The number of reads with hopped indices is proportional to the total number of reads contributed by a given sample to the pooled sequencing library. Pooling samples in unequal amounts leads to a greater proportion of hopped reads into samples with fewer sequenced reads. In this study, libraries with the lowest number of sequenced reads displayed up to 3.2% of misassigned reads (Table 1). When working with low-quality samples, the effect of unequal amounts of index hopping can become even more severe if the endogenous content is markedly different between samples, as is often observed in aDNA studies (Damgaard et al. 2015; Pinhasi et al. 2015; van der Valk et al. 2017). In this case, hopping of endogenous reads will occur from samples with high endogenous content into samples with low endogenous content, potentially leading to pronounced biases. The interplay between endogenous content and the number of sequenced reads may result in libraries, in which the proportion of false assigned endogenous reads is considerably higher than reported here (Fig. S2).

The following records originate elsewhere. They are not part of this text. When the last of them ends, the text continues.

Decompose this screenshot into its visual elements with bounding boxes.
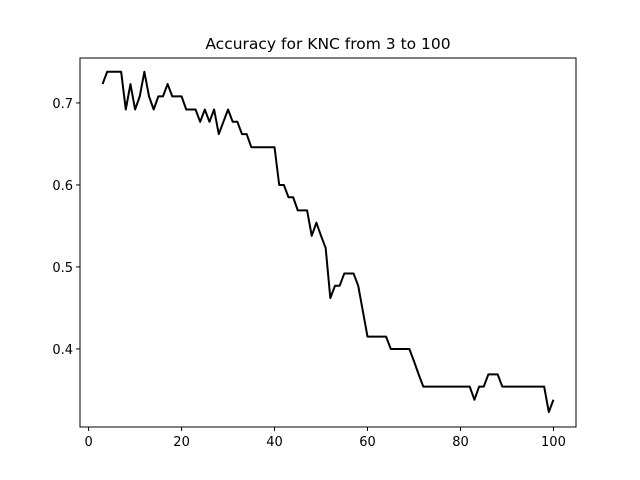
y-axis-ticks: 0.4 0.5 0.6 0.7 (52, 97, 80, 358)
y-tick-label: 0.6 (52, 179, 73, 194)
x-tick-label: 40 (266, 435, 283, 450)
x-tick-label: 60 (359, 435, 376, 450)
x-tick-label: 100 (541, 435, 566, 450)
plot-area-frame (79, 57, 577, 428)
x-tick-label: 0 (84, 435, 92, 450)
accuracy-series-line (101, 70, 555, 414)
x-tick-label: 80 (452, 435, 469, 450)
y-tick-label: 0.7 (52, 97, 73, 112)
x-tick-label: 20 (173, 435, 190, 450)
chart-title: Accuracy for KNC from 3 to 100 (205, 35, 450, 53)
x-axis-ticks: 0 20 40 60 80 100 (84, 427, 566, 450)
y-tick-label: 0.4 (52, 343, 73, 358)
y-tick-label: 0.5 (52, 261, 73, 276)
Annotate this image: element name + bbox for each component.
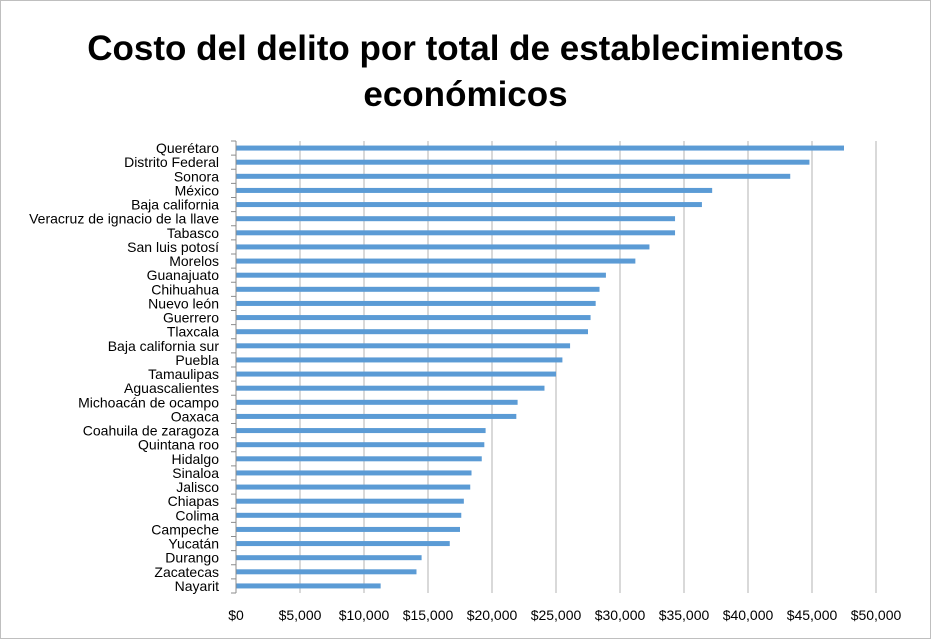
bar — [236, 428, 486, 434]
category-label: Zacatecas — [154, 564, 219, 580]
bar — [236, 272, 606, 278]
bar — [236, 512, 462, 518]
category-label: Tabasco — [167, 225, 219, 241]
bar — [236, 300, 596, 306]
bar — [236, 159, 810, 165]
category-label: Nuevo león — [148, 295, 219, 311]
bar — [236, 583, 381, 589]
bar — [236, 484, 471, 490]
category-label: Coahuila de zaragoza — [83, 423, 219, 439]
category-label: Oaxaca — [171, 408, 219, 424]
bars — [236, 145, 844, 589]
bar — [236, 173, 791, 179]
axes — [231, 140, 237, 594]
category-label: Yucatán — [168, 536, 219, 552]
x-tick-label: $45,000 — [787, 607, 838, 623]
bar — [236, 413, 517, 419]
x-tick-label: $35,000 — [659, 607, 710, 623]
category-label: San luis potosí — [127, 239, 219, 255]
bar — [236, 399, 518, 405]
bar — [236, 541, 450, 547]
category-label: Tlaxcala — [167, 324, 219, 340]
bar — [236, 216, 676, 222]
bar — [236, 442, 485, 448]
category-label: Veracruz de ignacio de la llave — [29, 211, 219, 227]
bar — [236, 145, 844, 151]
category-label: Sonora — [174, 168, 219, 184]
x-tick-label: $5,000 — [279, 607, 322, 623]
category-label: Tamaulipas — [148, 366, 219, 382]
bar — [236, 470, 472, 476]
category-label: Morelos — [169, 253, 219, 269]
category-label: Durango — [165, 550, 219, 566]
category-label: Nayarit — [175, 578, 219, 594]
bar — [236, 230, 676, 236]
bar — [236, 498, 464, 504]
category-label: Colima — [175, 507, 219, 523]
bar — [236, 187, 713, 193]
category-label: México — [175, 182, 220, 198]
bar — [236, 526, 460, 532]
bar — [236, 202, 702, 208]
category-label: Guerrero — [163, 310, 219, 326]
category-label: Sinaloa — [172, 465, 219, 481]
category-label: Campeche — [151, 521, 219, 537]
category-label: Puebla — [175, 352, 219, 368]
bar — [236, 343, 571, 349]
x-tick-label: $15,000 — [403, 607, 454, 623]
category-label: Michoacán de ocampo — [78, 394, 219, 410]
bar — [236, 286, 600, 292]
bar — [236, 329, 588, 335]
x-tick-labels: $0 $5,000 $10,000 $15,000 $20,000 $25,000 $30,… — [228, 607, 901, 623]
category-label: Chihuahua — [151, 281, 219, 297]
bar — [236, 569, 417, 575]
category-label: Chiapas — [168, 493, 219, 509]
bar — [236, 371, 556, 377]
x-tick-label: $50,000 — [851, 607, 902, 623]
x-tick-label: $40,000 — [723, 607, 774, 623]
category-label: Baja california sur — [108, 338, 220, 354]
x-tick-label: $10,000 — [339, 607, 390, 623]
x-tick-label: $30,000 — [595, 607, 646, 623]
bar — [236, 555, 422, 561]
bar — [236, 357, 563, 363]
bar — [236, 385, 545, 391]
bar — [236, 456, 482, 462]
x-tick-label: $25,000 — [531, 607, 582, 623]
bar — [236, 315, 591, 321]
x-tick-label: $20,000 — [467, 607, 518, 623]
category-label: Aguascalientes — [124, 380, 219, 396]
chart-title: Costo del delito por total de establecim… — [87, 29, 844, 114]
category-label: Distrito Federal — [124, 154, 219, 170]
gridlines — [299, 141, 877, 593]
x-tick-label: $0 — [228, 607, 244, 623]
category-label: Hidalgo — [172, 451, 220, 467]
category-label: Querétaro — [156, 140, 219, 156]
bar — [236, 244, 650, 250]
category-label: Baja california — [131, 197, 219, 213]
category-label: Guanajuato — [147, 267, 220, 283]
bar — [236, 258, 636, 264]
category-label: Quintana roo — [138, 437, 219, 453]
category-label: Jalisco — [176, 479, 219, 495]
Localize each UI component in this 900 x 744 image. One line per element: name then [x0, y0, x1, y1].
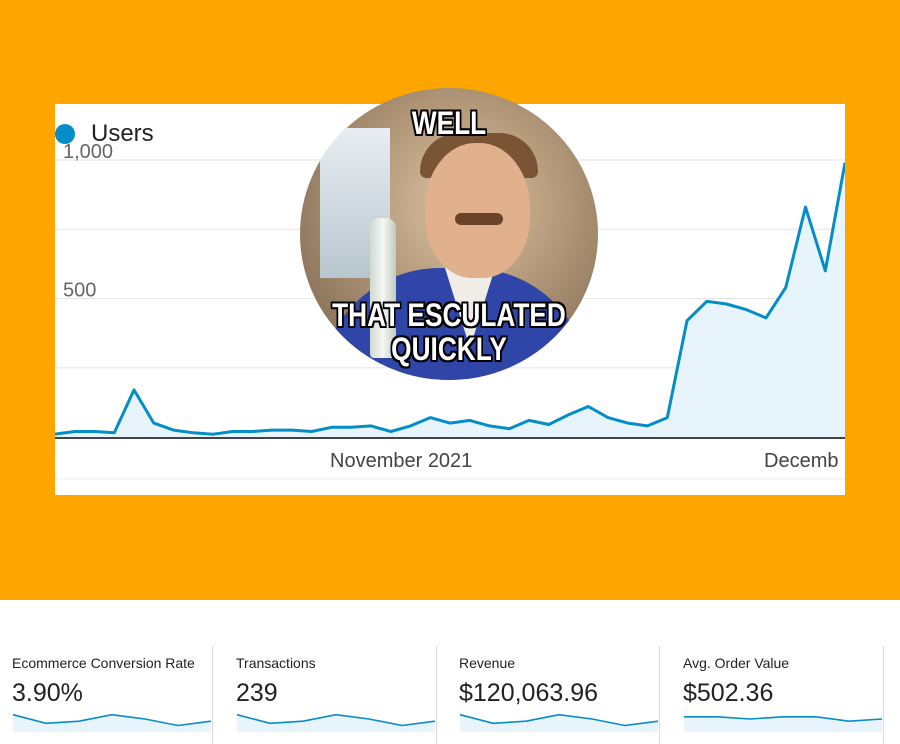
sparkline-line — [684, 716, 883, 723]
x-tick-label: November 2021 — [330, 450, 472, 472]
metric-conversion-rate[interactable]: Ecommerce Conversion Rate 3.90% — [0, 646, 213, 744]
metric-revenue[interactable]: Revenue $120,063.96 — [447, 646, 660, 744]
sparkline-line — [236, 713, 436, 727]
users-area-fill — [55, 162, 845, 438]
metric-sparkline — [459, 713, 659, 732]
metric-sparkline — [236, 713, 436, 732]
metric-label: Avg. Order Value — [683, 655, 790, 671]
meme-face — [425, 143, 530, 278]
meme-bottom-line-2: QUICKLY — [391, 331, 507, 367]
metric-label: Ecommerce Conversion Rate — [12, 655, 195, 671]
users-line-chart: 1,000 500 November 2021 Decemb — [55, 141, 845, 480]
chart-legend: Users — [55, 120, 154, 148]
sparkline-fill — [460, 714, 658, 732]
metric-value: $120,063.96 — [459, 679, 599, 707]
meme-image: WELL THAT ESCULATED QUICKLY — [300, 88, 598, 380]
metric-label: Transactions — [236, 655, 316, 671]
meme-bottom-text: THAT ESCULATED QUICKLY — [327, 298, 571, 366]
legend-dot-icon — [55, 124, 75, 144]
metric-value: 3.90% — [12, 679, 83, 707]
sparkline-fill — [13, 714, 211, 732]
meme-bottom-line-1: THAT ESCULATED — [332, 297, 566, 333]
sparkline-line — [459, 713, 659, 727]
legend-label-users: Users — [91, 120, 154, 147]
y-tick-label: 1,000 — [63, 141, 113, 163]
metric-value: 239 — [236, 679, 278, 707]
sparkline-line — [12, 713, 212, 727]
metric-avg-order-value[interactable]: Avg. Order Value $502.36 — [671, 646, 884, 744]
meme-mustache — [455, 213, 503, 225]
metric-transactions[interactable]: Transactions 239 — [224, 646, 437, 744]
meme-bottle — [370, 218, 396, 358]
metric-sparkline — [684, 716, 883, 732]
sparkline-fill — [237, 714, 435, 732]
metric-sparkline — [12, 713, 212, 732]
metric-value: $502.36 — [683, 679, 774, 707]
ecommerce-metrics-row: Ecommerce Conversion Rate 3.90% Transact… — [0, 636, 900, 744]
x-tick-label: Decemb — [764, 450, 838, 472]
meme-top-text: WELL — [411, 105, 487, 141]
y-tick-label: 500 — [63, 280, 96, 302]
metric-label: Revenue — [459, 655, 516, 671]
sparkline-fill — [684, 716, 882, 732]
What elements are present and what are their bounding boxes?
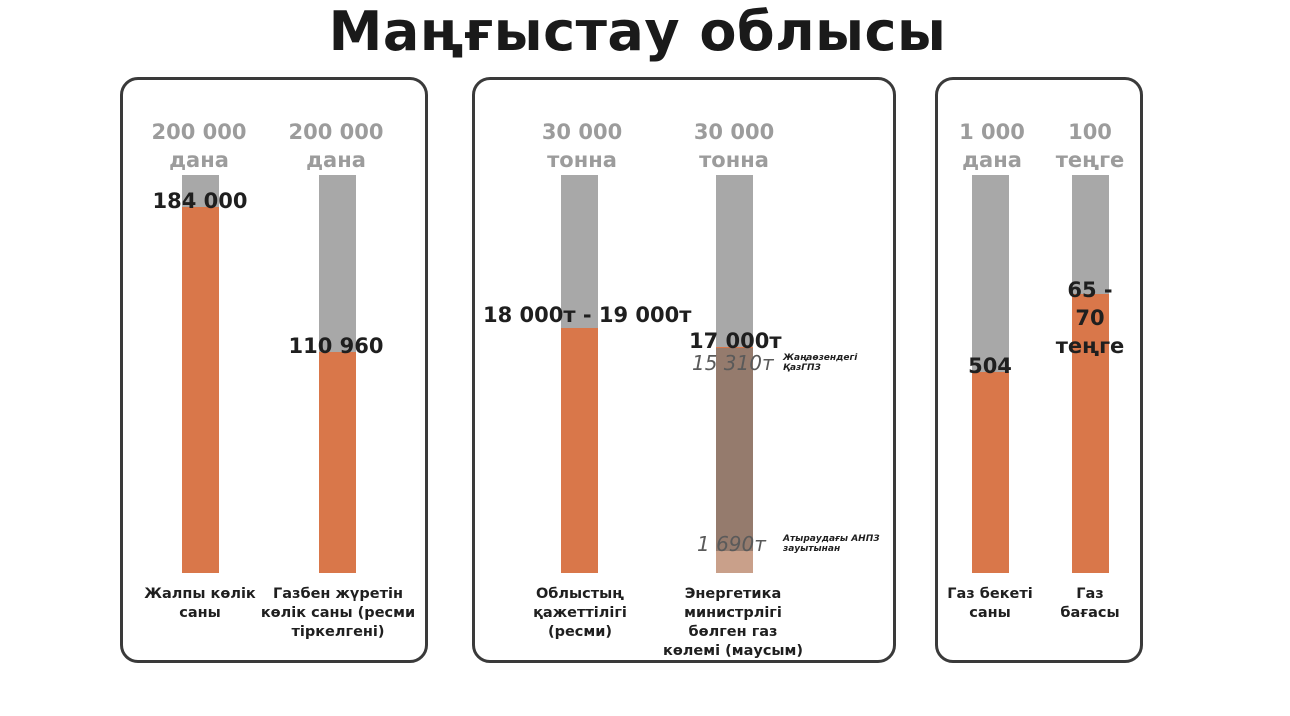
category-label: Жалпы көлік саны — [144, 586, 256, 621]
bar-track — [972, 175, 1009, 573]
bar-track — [319, 175, 356, 573]
category-label: Газбен жүретін көлік саны (ресми тіркелг… — [260, 586, 416, 640]
segment-value-label: 15 310т — [692, 351, 774, 375]
value-label: 504 — [968, 354, 1012, 378]
bar — [1072, 294, 1109, 573]
bar — [972, 372, 1009, 573]
value-label: 65 - 70 теңге — [1055, 278, 1125, 358]
category-label: Энергетика министрлігі бөлген газ көлемі… — [662, 586, 804, 659]
chart-title: Маңғыстау облысы — [328, 0, 947, 63]
bar-segment — [716, 348, 753, 551]
category-label: Облыстың қажеттілігі (ресми) — [533, 586, 627, 640]
bar-track — [182, 175, 219, 573]
bar-track — [1072, 175, 1109, 573]
panel-vehicles — [120, 77, 428, 663]
segment-value-label: 1 690т — [697, 532, 766, 556]
bar — [319, 352, 356, 573]
bar-track — [716, 175, 753, 573]
category-label: Газ бағасы — [1060, 586, 1120, 621]
max-label: 200 000 дана — [288, 120, 384, 172]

Our study shows that while index hopping occurs on the Illumina HiSeq X platform, it results in low proportion of erroneous reads. Importantly, these reads can be readily identified using a library preparation protocol that combines two separate inline-barcodes and a unique index (or index pair on the HiSeq 4000). For studies generating high coverage data, the low detected rate of read misassignment, which is similar to that of the older sequence platforms, might be insignificant. However, in cases where low coverage data is generated or absolutely certainty is required, even low-rate index hopping might represent a major problem. Using short barcode adapters allows for the filtering of misassigned reads, and in the case of short read lengths (such as in aDNA studies) will lead to only a minimal loss of sequencing data. We therefore recommend the use the 7-bp barcode adapters when preparing pooled ancient DNA libraries or in studies were absolute certainty is required.
Funding sources
This project was supported by FORMAS grant 2015-676 to LD and the Jan Löfqvist and the Nilsson-Ehle Endowments of the Royal Physiographic Society of Lund to KG. Sequencing consumables were supplied by Illumina. Illumina had no role in study design, data collection and analysis, decision to publish or preparation of the manuscript. We also acknowledge the support from the Science for Life Laboratory, the Knut and Alice Wallenberg Foundation, the National Genomics Infrastructure funded by the Swedish Research Council, and Uppsala Multidisciplinary Center for Advanced Computational Science for assistance with massively parallel sequencing and access to the UPPMAX computational infrastructure.